The claim seeks “to establish the precedent that any state that acts as Ecuador did will be expelled from the United Nations”, added Alicia Bárcena, Mexico’s foreign minister.
Mexico is also demanding reparations for damages and a promise that such an action will not happen again. But Ecuador’s foreign minister Gabriela Sommerfeld has said that an apology “is not something that is under discussion at this moment”.
The diplomatic spat began when Glas took refuge in Mexico’s embassy in December after being charged with corruption. He served as Ecuador’s vice-president from 2013-18 under Rafael Correa, a leftwing ally of López Obrador.

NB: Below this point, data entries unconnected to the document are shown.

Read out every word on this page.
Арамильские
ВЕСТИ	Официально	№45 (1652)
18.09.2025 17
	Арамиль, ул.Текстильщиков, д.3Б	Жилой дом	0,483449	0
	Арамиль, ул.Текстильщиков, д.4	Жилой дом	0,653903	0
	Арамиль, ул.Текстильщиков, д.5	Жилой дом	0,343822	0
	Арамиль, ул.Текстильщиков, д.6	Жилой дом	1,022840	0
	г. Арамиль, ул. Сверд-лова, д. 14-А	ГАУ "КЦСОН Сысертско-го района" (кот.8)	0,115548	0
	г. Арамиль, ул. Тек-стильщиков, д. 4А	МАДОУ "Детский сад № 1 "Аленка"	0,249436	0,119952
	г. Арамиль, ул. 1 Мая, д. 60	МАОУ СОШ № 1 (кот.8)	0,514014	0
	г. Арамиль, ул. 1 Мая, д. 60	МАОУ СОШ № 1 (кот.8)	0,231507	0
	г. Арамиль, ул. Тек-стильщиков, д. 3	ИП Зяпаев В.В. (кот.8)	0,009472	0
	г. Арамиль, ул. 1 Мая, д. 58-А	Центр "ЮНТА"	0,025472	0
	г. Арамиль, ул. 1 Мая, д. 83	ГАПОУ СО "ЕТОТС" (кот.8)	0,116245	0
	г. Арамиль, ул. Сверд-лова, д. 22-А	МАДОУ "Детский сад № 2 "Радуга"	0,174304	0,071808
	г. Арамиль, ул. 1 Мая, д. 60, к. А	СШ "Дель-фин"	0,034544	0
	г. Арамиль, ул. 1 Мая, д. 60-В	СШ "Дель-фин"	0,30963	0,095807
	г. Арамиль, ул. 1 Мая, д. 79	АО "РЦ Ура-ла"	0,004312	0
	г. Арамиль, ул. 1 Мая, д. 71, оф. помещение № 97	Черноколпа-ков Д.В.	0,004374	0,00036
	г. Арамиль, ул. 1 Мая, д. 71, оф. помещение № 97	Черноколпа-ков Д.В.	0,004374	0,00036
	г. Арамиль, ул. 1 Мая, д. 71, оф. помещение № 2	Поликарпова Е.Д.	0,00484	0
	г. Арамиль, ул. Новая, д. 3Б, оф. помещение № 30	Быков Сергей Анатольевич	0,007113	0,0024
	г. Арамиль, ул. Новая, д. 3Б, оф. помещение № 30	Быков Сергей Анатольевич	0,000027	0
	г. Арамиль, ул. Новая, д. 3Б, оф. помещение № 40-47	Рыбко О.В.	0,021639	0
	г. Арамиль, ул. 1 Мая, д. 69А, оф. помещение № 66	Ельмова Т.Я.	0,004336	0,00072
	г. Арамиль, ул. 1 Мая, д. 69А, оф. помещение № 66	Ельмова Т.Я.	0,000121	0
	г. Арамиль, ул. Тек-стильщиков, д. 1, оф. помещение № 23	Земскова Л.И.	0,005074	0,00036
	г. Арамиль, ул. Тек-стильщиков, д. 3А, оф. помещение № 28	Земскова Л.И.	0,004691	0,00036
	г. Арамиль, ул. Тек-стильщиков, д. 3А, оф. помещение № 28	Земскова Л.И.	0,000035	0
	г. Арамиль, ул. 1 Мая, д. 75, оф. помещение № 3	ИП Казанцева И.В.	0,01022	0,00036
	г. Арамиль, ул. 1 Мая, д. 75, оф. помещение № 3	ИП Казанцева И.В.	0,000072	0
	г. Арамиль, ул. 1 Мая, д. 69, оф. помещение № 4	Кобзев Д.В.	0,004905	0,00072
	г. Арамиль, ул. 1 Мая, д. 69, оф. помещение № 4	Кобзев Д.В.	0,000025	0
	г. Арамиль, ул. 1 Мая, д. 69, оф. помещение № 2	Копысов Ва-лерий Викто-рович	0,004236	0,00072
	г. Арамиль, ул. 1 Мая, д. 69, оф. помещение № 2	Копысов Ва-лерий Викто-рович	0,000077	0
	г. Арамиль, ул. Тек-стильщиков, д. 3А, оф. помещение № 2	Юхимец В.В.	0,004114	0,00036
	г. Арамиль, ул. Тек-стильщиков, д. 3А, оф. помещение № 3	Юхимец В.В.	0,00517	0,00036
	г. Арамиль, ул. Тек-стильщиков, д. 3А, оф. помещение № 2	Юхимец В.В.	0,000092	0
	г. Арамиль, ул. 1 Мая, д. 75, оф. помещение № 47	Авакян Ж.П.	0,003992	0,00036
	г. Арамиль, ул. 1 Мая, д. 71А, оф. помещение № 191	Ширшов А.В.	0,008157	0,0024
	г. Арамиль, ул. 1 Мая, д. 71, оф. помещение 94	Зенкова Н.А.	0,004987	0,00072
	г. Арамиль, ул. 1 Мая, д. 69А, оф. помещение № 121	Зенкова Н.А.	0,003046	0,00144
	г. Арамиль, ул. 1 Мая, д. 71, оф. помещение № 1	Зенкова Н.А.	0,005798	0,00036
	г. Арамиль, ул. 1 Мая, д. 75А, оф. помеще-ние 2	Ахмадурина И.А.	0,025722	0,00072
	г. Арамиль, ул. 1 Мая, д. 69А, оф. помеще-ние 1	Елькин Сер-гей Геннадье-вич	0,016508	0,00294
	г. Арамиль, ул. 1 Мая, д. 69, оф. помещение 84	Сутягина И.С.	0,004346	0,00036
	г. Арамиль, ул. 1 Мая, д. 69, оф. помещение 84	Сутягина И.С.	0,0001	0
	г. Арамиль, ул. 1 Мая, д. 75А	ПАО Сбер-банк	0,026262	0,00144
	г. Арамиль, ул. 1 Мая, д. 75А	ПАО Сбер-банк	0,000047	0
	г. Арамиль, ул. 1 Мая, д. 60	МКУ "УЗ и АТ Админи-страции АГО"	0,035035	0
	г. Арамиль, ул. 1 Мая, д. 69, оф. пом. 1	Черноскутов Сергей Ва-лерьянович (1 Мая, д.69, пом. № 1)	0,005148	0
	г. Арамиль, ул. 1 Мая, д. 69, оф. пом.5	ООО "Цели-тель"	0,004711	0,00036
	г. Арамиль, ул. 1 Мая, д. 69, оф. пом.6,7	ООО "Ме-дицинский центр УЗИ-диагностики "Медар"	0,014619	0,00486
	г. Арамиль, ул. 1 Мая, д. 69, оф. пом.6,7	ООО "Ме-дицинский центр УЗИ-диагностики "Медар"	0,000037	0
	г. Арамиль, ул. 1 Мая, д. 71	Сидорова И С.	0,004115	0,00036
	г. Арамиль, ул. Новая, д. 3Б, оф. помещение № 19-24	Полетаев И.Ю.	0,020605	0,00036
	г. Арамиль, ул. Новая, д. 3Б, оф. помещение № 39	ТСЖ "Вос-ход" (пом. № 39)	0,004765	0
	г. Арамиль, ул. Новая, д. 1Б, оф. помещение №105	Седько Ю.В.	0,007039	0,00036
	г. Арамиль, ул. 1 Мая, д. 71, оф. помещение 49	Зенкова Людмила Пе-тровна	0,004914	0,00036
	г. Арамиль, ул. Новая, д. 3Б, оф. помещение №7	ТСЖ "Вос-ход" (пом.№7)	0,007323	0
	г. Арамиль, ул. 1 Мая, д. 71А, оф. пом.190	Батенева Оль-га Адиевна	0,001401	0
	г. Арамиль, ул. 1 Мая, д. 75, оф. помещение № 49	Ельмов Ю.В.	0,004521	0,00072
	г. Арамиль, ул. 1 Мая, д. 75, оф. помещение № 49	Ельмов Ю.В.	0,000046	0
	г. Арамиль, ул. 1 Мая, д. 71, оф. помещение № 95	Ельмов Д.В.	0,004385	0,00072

Tensions rose sharply last week when López Obrador suggested that conservatives in Ecuador had used the 2023 assassination of presidential candidate Fernando Villavicencio to swing the election in favour of Daniel Noboa, who subsequently won, and prevent the return of Correa’s movement.
In response, Ecuador declared the Mexican ambassador persona non grata. The next day, Mexico granted Glas asylum, and Ecuadorean authorities raided the embassy hours later.
Lawyers for Glas have said that the former official is on hunger strike. He was hospitalised on Monday evening after refusing food for more than 24 hours, prison officials said, before being transferred on Tuesday back to the maximum security jail known as “the rock” in Guayaquil.
Ecuador’s government has said that the shelter granted to Glas was illegal due to the former vice-president’s corruption charges.
However, Latin American leaders from across the political spectrum have condemned Ecuador’s actions, and the US, EU and the UN have all joined a chorus of criticism.
Luis Almagro, secretary-general of the Organization of American States, a regional group, said that Ecuador’s actions could not be allowed to set a precedent.